If an incline has a difference in height from one end to the other of 17.8 cm and has a length along the incline of 1.19 m, what is the angle that the incline makes with the horizontal reference surface?

Physics - Damon, Saturday, February 15, 2014 at 5:20pm
cos (angle) = .178/1.19

Physics - Christina, Saturday, February 15, 2014 at 5:39pm
So the answer is 81.4? My online homework says that it is wrong?

Sorry, sin not cos

opposite / hypotenuse = sin

8.60 degrees

To find the angle that the incline makes with the horizontal reference surface, you need to use trigonometry. In this case, you can use the cosine function to calculate the angle. The formula for cosine is:

cos(angle) = adjacent side / hypotenuse

In this scenario, the adjacent side is the height difference of the incline, which is 17.8 cm. The hypotenuse is the length along the incline, which is 1.19 m (or 119 cm).

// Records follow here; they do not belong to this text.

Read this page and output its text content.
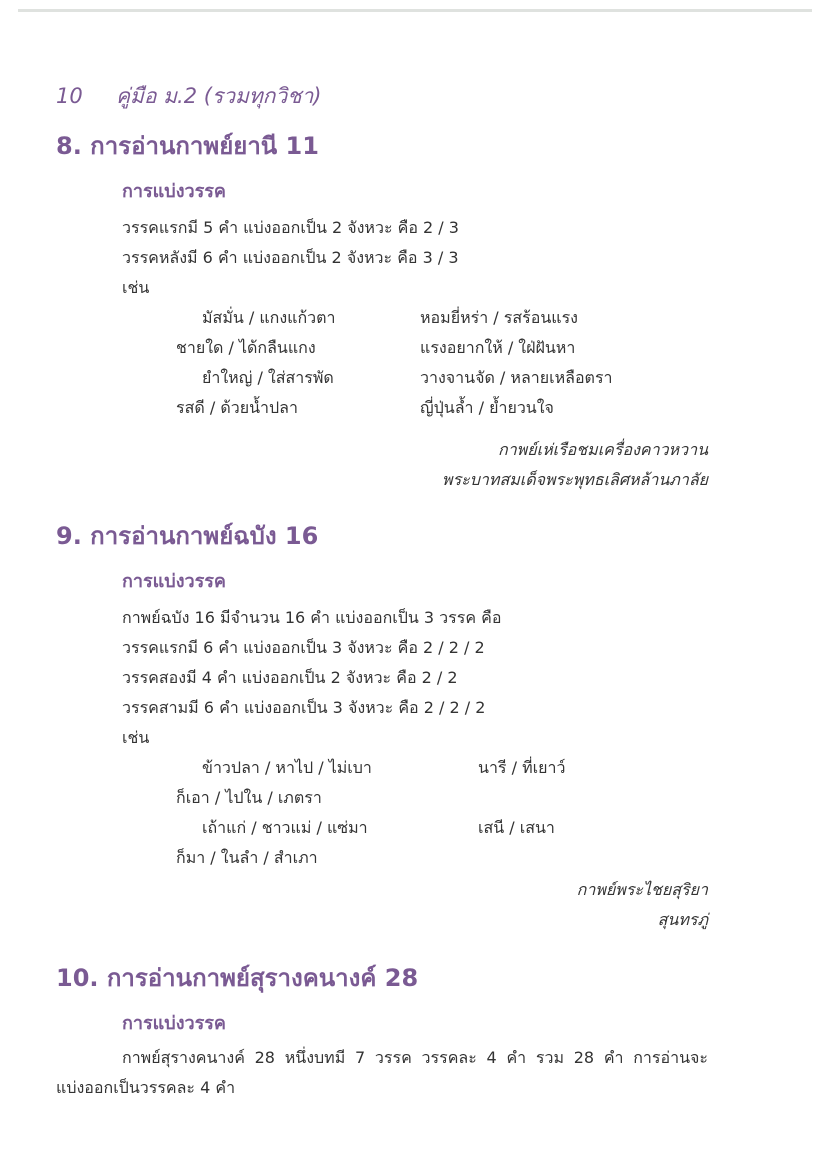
10 คู่มือ ม.2 (รวมทุกวิชา)
8. การอ่านกาพย์ยานี 11
การแบ่งวรรค
วรรคแรกมี 5 คำ แบ่งออกเป็น 2 จังหวะ คือ 2 / 3
วรรคหลังมี 6 คำ แบ่งออกเป็น 2 จังหวะ คือ 3 / 3
เช่น
มัสมั่น / แกงแก้วตา	หอมยี่หร่า / รสร้อนแรง
ชายใด / ได้กลืนแกง	แรงอยากให้ / ใฝ่ฝันหา
ยำใหญ่ / ใส่สารพัด	วางจานจัด / หลายเหลือตรา
รสดี / ด้วยน้ำปลา	ญี่ปุ่นล้ำ / ย้ำยวนใจ
กาพย์เห่เรือชมเครื่องคาวหวาน
พระบาทสมเด็จพระพุทธเลิศหล้านภาลัย
9. การอ่านกาพย์ฉบัง 16
การแบ่งวรรค
กาพย์ฉบัง 16 มีจำนวน 16 คำ แบ่งออกเป็น 3 วรรค คือ
วรรคแรกมี 6 คำ แบ่งออกเป็น 3 จังหวะ คือ 2 / 2 / 2
วรรคสองมี 4 คำ แบ่งออกเป็น 2 จังหวะ คือ 2 / 2
วรรคสามมี 6 คำ แบ่งออกเป็น 3 จังหวะ คือ 2 / 2 / 2
เช่น
ข้าวปลา / หาไป / ไม่เบา	นารี / ที่เยาว์
ก็เอา / ไปใน / เภตรา
เถ้าแก่ / ชาวแม่ / แซ่มา	เสนี / เสนา
ก็มา / ในลำ / สำเภา
กาพย์พระไชยสุริยา
สุนทรภู่
10. การอ่านกาพย์สุรางคนางค์ 28
การแบ่งวรรค
กาพย์สุรางคนางค์ 28 หนึ่งบทมี 7 วรรค วรรคละ 4 คำ รวม 28 คำ การอ่านจะ
แบ่งออกเป็นวรรคละ 4 คำ
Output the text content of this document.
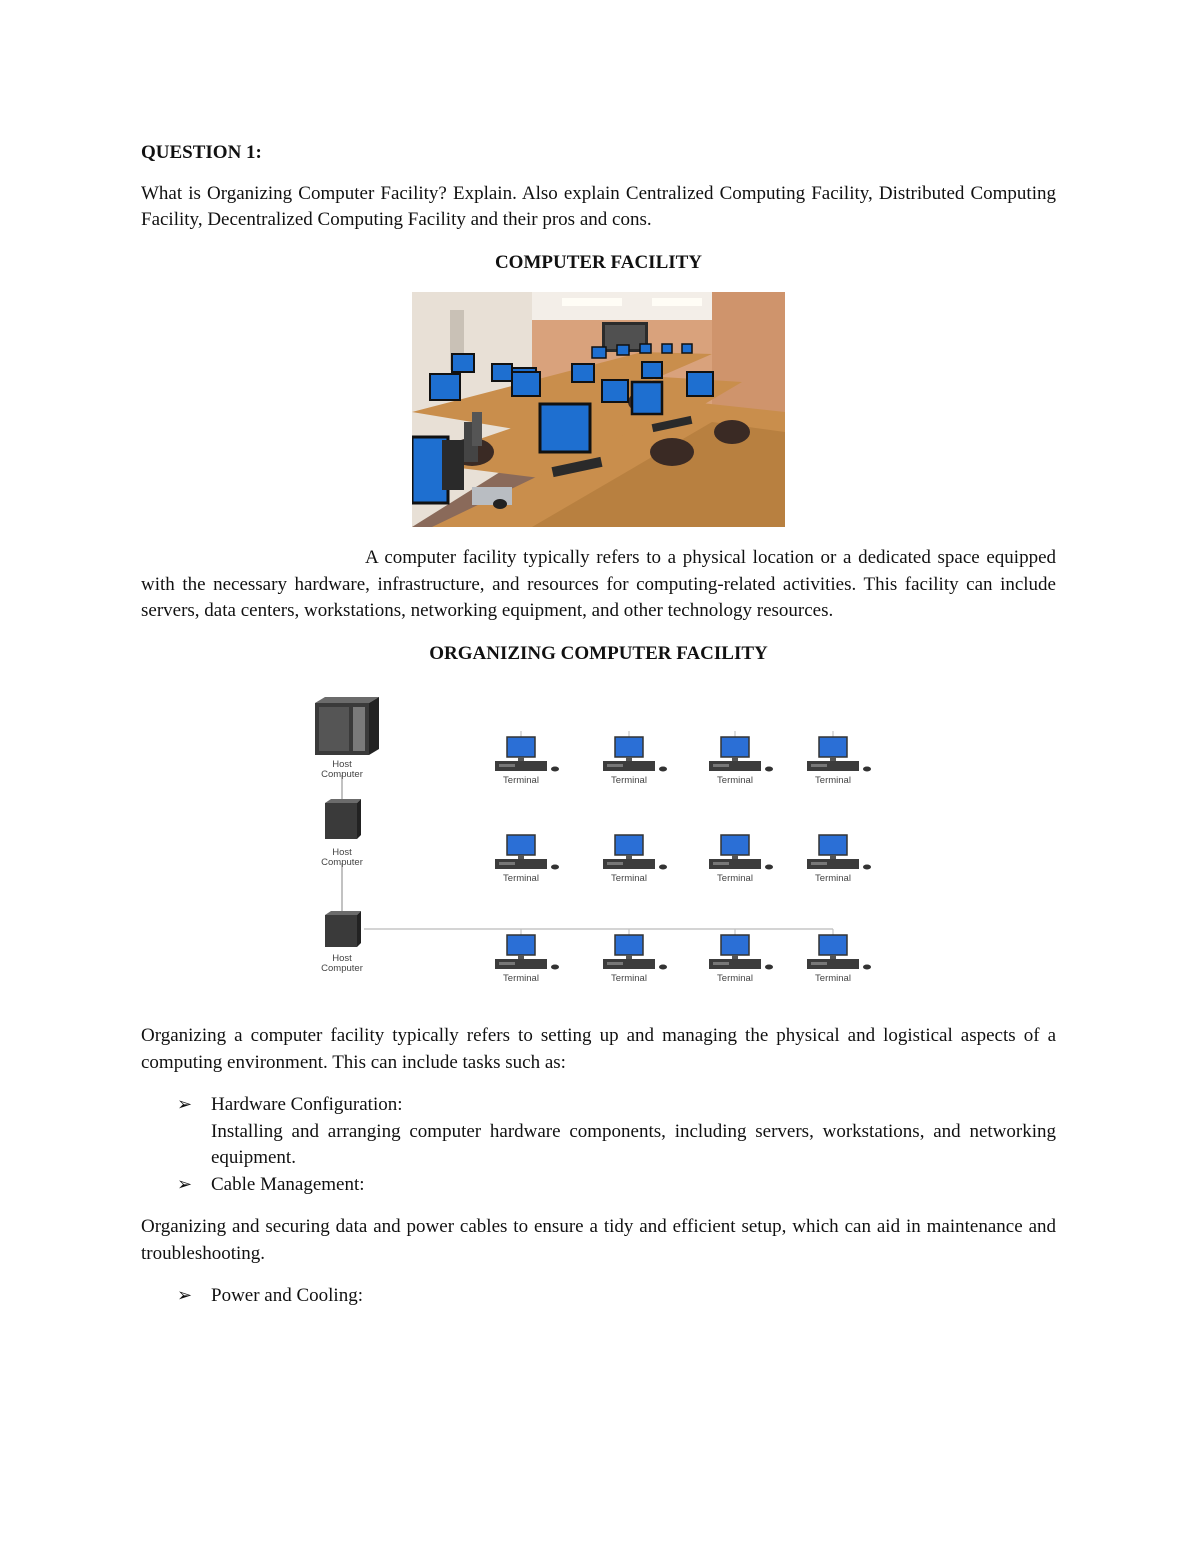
QUESTION 1:

What is Organizing Computer Facility? Explain. Also explain Centralized Computing Facility, Distributed Computing Facility, Decentralized Computing Facility and their pros and cons.

COMPUTER FACILITY

A computer facility typically refers to a physical location or a dedicated space equipped with the necessary hardware, infrastructure, and resources for computing-related activities. This facility can include servers, data centers, workstations, networking equipment, and other technology resources.

ORGANIZING COMPUTER FACILITY

Host
Computer
Host
Computer
Host
Computer
Terminal	Terminal	Terminal	Terminal
Terminal	Terminal	Terminal	Terminal
Terminal	Terminal	Terminal	Terminal

Organizing a computer facility typically refers to setting up and managing the physical and logistical aspects of a computing environment. This can include tasks such as:

➢ Hardware Configuration:
Installing and arranging computer hardware components, including servers, workstations, and networking equipment.
➢ Cable Management:

Organizing and securing data and power cables to ensure a tidy and efficient setup, which can aid in maintenance and troubleshooting.

➢ Power and Cooling:
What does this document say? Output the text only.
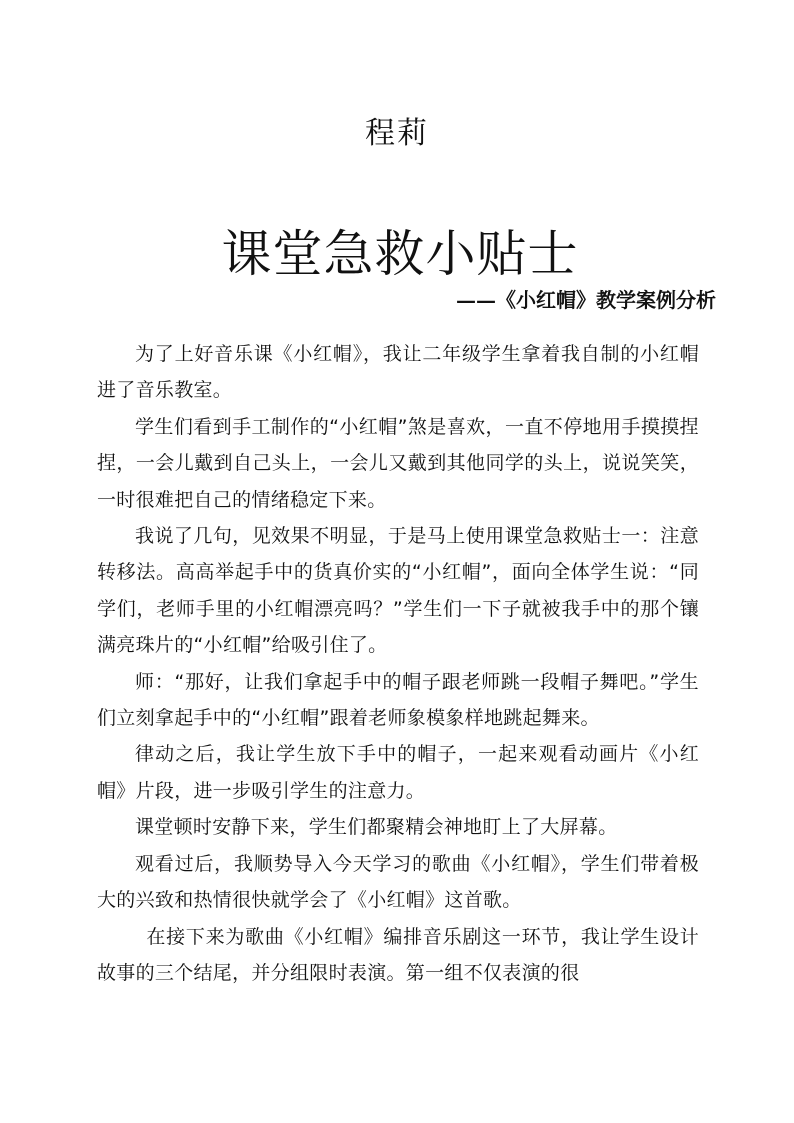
程莉
课堂急救小贴士
——《小红帽》教学案例分析

为了上好音乐课《小红帽》，我让二年级学生拿着我自制的小红帽进了音乐教室。

学生们看到手工制作的“小红帽”煞是喜欢，一直不停地用手摸摸捏捏，一会儿戴到自己头上，一会儿又戴到其他同学的头上，说说笑笑，一时很难把自己的情绪稳定下来。

我说了几句，见效果不明显，于是马上使用课堂急救贴士一：注意转移法。高高举起手中的货真价实的“小红帽”，面向全体学生说：“同学们，老师手里的小红帽漂亮吗？”学生们一下子就被我手中的那个镶满亮珠片的“小红帽”给吸引住了。

师：“那好，让我们拿起手中的帽子跟老师跳一段帽子舞吧。”学生们立刻拿起手中的“小红帽”跟着老师象模象样地跳起舞来。

律动之后，我让学生放下手中的帽子，一起来观看动画片《小红帽》片段，进一步吸引学生的注意力。

课堂顿时安静下来，学生们都聚精会神地盯上了大屏幕。

观看过后，我顺势导入今天学习的歌曲《小红帽》，学生们带着极大的兴致和热情很快就学会了《小红帽》这首歌。

在接下来为歌曲《小红帽》编排音乐剧这一环节，我让学生设计故事的三个结尾，并分组限时表演。第一组不仅表演的很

Plugging the values into the formula, you get:

cos(angle) = 17.8 cm / 119 cm

To find the actual angle, you need to take the inverse cosine or cos^-1 of the ratio. Most calculators have a cos^-1 function that you can use.

Once you have calculated the inverse cosine, you will get the angle that the incline makes with the horizontal reference surface.

In the given example, you mentioned that you obtained an angle of 81.4 degrees. However, without knowing the specific requirements of the online homework or any other context, it is difficult to determine why it might be marked incorrect. Consider double-checking your calculations or requirements specified in the problem.